An analysis of the annual cost of supply by the Norwegian energy intelligence firm, Rystad Energy, has revealed that costs within the upstream sector have come down considerably in 2021, making new oil more competitive and significantly cheaper to produce. However, Rystad noted that climate policies may fail unless they focus on demand rather than supply.
The company on Wednesday stated that the average breakeven price for new oil projects has dropped to around $47 per barrel – down around 8 per cent over the past year and 40 per cent since 2014, with offshore deepwater remaining one of the least expensive sources of new supply.
Rystad’s cost of supply curve for liquids indicates that back in 2014, an oil price of close to $100 per barrel was required to produce 100 million barrels per day (bpd) in 2030. By 2018, the required oil price was closer to $55 per barrel, and in 2020, it dropped to $45 per barrel. Rystad’s latest estimate remains unchanged this year at $45 per barrel for 100 million bpd of production in 2030.
The energy intelligence group maintains the required oil price to produce 100 million bpd in 2030 unchanged, despite the declining average breakeven price of new oil projects, because the potential supply for 2030 has decreased since last year due to delays in sanctioning activity and conservative shale producers.
In 2014, Rystad estimated that the total 2030 liquid potential was 104 million bpd, while in 2018, this jumped considerably to 135 million bpd mainly driven by increased potential volumes from North American tight oil. However, low activity levels in 2020 and 2021, due to the Covid-19 pandemic and a general focus on the energy transition, led to a downward adjustment in the overall liquid potential. In 2020, the potential 2030 supply was revised down to about 116 million bpd, and in 2021 Rystad revised it further to about 113 million bpd.

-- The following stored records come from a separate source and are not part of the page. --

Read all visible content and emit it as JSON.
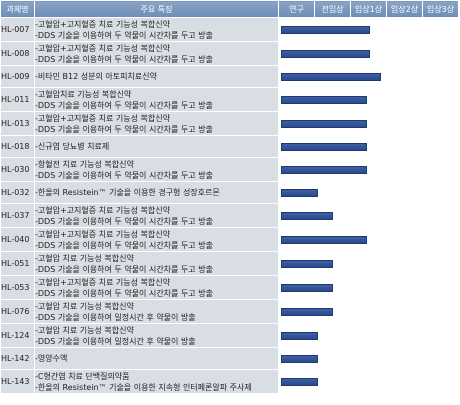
{
  "header": {
    "code": "과제명",
    "feature": "주요 특징",
    "phases": [
      "연구",
      "전임상",
      "임상1상",
      "임상2상",
      "임상3상"
    ]
  },
  "phase_count": 5,
  "rows": [
    {
      "code": "HL-007",
      "lines": [
        "-고혈압+고지혈증 치료 기능성 복합신약",
        "-DDS 기술을 이용하여 두 약물이 시간차를 두고 방출"
      ],
      "progress": 2.55
    },
    {
      "code": "HL-008",
      "lines": [
        "-고혈압+고지혈증 치료 기능성 복합신약",
        "-DDS 기술을 이용하여 두 약물이 시간차를 두고 방출"
      ],
      "progress": 2.55
    },
    {
      "code": "HL-009",
      "lines": [
        "-비타민 B12 성분의 아토피치료신약"
      ],
      "progress": 2.85
    },
    {
      "code": "HL-011",
      "lines": [
        "-고혈압치료 기능성 복합신약",
        "-DDS 기술을 이용하여 두 약물이 시간차를 두고 방출"
      ],
      "progress": 2.45
    },
    {
      "code": "HL-013",
      "lines": [
        "-고혈압+고지혈증 치료 기능성 복합신약",
        "-DDS 기술을 이용하여 두 약물이 시간차를 두고 방출"
      ],
      "progress": 2.45
    },
    {
      "code": "HL-018",
      "lines": [
        "-신규염 당뇨병 치료제"
      ],
      "progress": 2.45
    },
    {
      "code": "HL-030",
      "lines": [
        "-항혈전 치료 기능성 복합신약",
        "-DDS 기술을 이용하여 두 약물이 시간차를 두고 방출"
      ],
      "progress": 2.45
    },
    {
      "code": "HL-032",
      "lines": [
        "-한올의 Resistein™ 기술을 이용한 경구형 성장호르몬"
      ],
      "progress": 1.1
    },
    {
      "code": "HL-037",
      "lines": [
        "-고혈압+고지혈증 치료 기능성 복합신약",
        "-DDS 기술을 이용하여 두 약물이 시간차를 두고 방출"
      ],
      "progress": 1.5
    },
    {
      "code": "HL-040",
      "lines": [
        "-고혈압+고지혈증 치료 기능성 복합신약",
        "-DDS 기술을 이용하여 두 약물이 시간차를 두고 방출"
      ],
      "progress": 2.45
    },
    {
      "code": "HL-051",
      "lines": [
        "-고혈압 치료 기능성 복합신약",
        "-DDS 기술을 이용하여 두 약물이 시간차를 두고 방출"
      ],
      "progress": 1.5
    },
    {
      "code": "HL-053",
      "lines": [
        "-고혈압+고지혈증 치료 기능성 복합신약",
        "-DDS 기술을 이용하여 두 약물이 시간차를 두고 방출"
      ],
      "progress": 1.5
    },
    {
      "code": "HL-076",
      "lines": [
        "-고혈압 치료 기능성 복합신약",
        "-DDS 기술을 이용하여 일정시간 후 약물이 방출"
      ],
      "progress": 1.5
    },
    {
      "code": "HL-124",
      "lines": [
        "-고혈압 치료 기능성 복합신약",
        "-DDS 기술을 이용하여 일정시간 후 약물이 방출"
      ],
      "progress": 1.1
    },
    {
      "code": "HL-142",
      "lines": [
        "-영양수액"
      ],
      "progress": 1.1
    },
    {
      "code": "HL-143",
      "lines": [
        "-C형간염 치료 단백질의약품",
        "-한올의 Resistein™ 기술을 이용한 지속형 인터페론알파 주사제"
      ],
      "progress": 1.1
    }
  ]
}
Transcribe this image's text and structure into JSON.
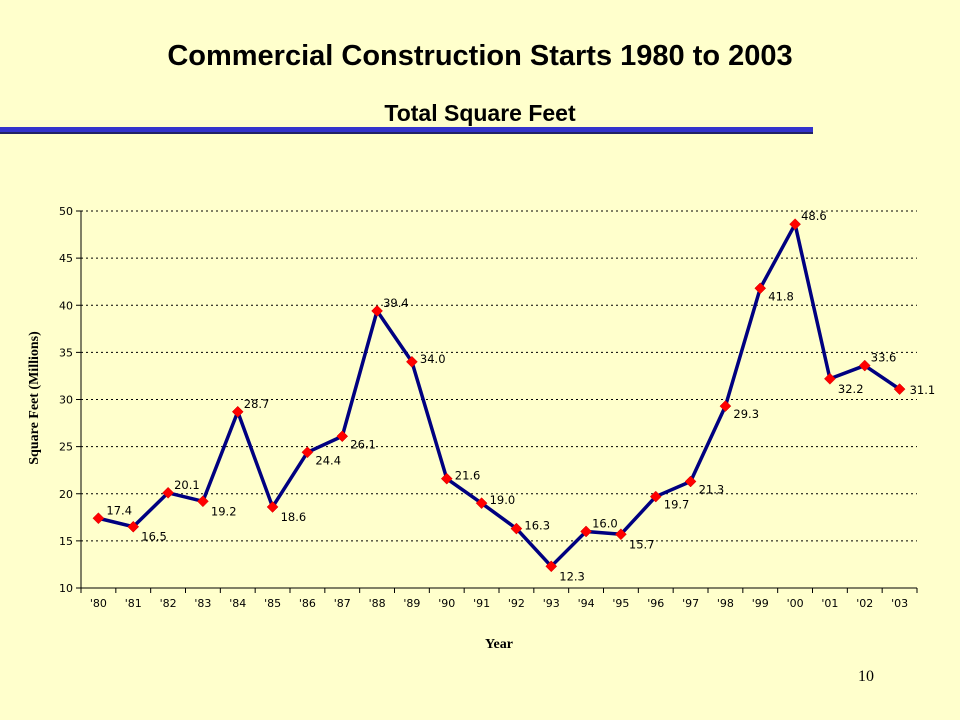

“As the theoretical supply in 2030 exceeds the demand trajectory by more than 10 million bpd, climate policies should be more demand-focused rather than supply-focused. Supply cuts enacted within one country will largely be countered by supply increases from other countries, while demand cuts are not met with new sources of demand,” says Espen Erlingsen, head of upstream research at Rystad Energy.
Breakeven prices by production source
From 2014 to 2018, tight oil and OPEC were the clear winners as both segments saw a reduction in the breakeven price and an increase in potential volumes. Back in 2014, Rystad Energy estimated the average breakeven price for tight oil to be $82 per barrel and the potential supply in 2025 to be 12 million bpd. Since then, the breakeven price has come down while the potential supply has increased.
In 2018, Rystad estimated an average breakeven price for tight oil of $47 per barrel and potential supply of 22 million bpd. The breakeven price for tight oil has continued to fall, reaching a current average of $37 per barrel. However, tight oil production potential in 2025 has dropped from Rystad’s 2018 estimate to around 16 million bpd currently. This drop is due to the sharp reduction in activity during 2020. Lower activity last year, and a modest recovery this year removed potential tight oil supply from the market.
Between 2014 and 2018, offshore shelf and deepwater experienced a cost reduction of around 30 per cent. However, the lack of new sanctioning activity over the period reduced the potential 2025 offshore liquid supply. Meanwhile, since 2018, breakeven prices for offshore deepwater fell by 30 per cent, and for shallow water by 17 per cent. These cost reductions put average breakeven prices for deepwater just below tight oil. At the same time, the potential 2025 offshore liquids supply has not changed much. This means offshore has had the most attractive development over the last three years, according to Rystad.
Another segment with a positive development is oil sands. From 2014 to date, the average Brent breakeven price for new oil sands projects has declined from around $100 per barrel to around $55 per barrel. The main reason is that many future phases will be developed as smaller, incremental brownfield expansions rather than large-scale greenfield projects. In several cases, operators have not only indicated smaller expansions, but also plans to achieve cost savings by tying these into existing central processing facilities (CPFs) rather than building new CPFs – which might have happened several years ago when the pace of development was much quicker.
Rystad concluded that the onshore Middle East is the cheapest source of new production with an average breakeven price of around $32 per barrel. This is also the segment with one of the largest resource potentials. Offshore deepwater is the second cheapest source of new production, with an average breakeven price of $36 per barrel. Shelf remains the segment with the largest resource potential at 126 billion barrels of unsanctioned volumes. Russia onshore continues to be one of the more expensive resources due to the high gross taxes in the country.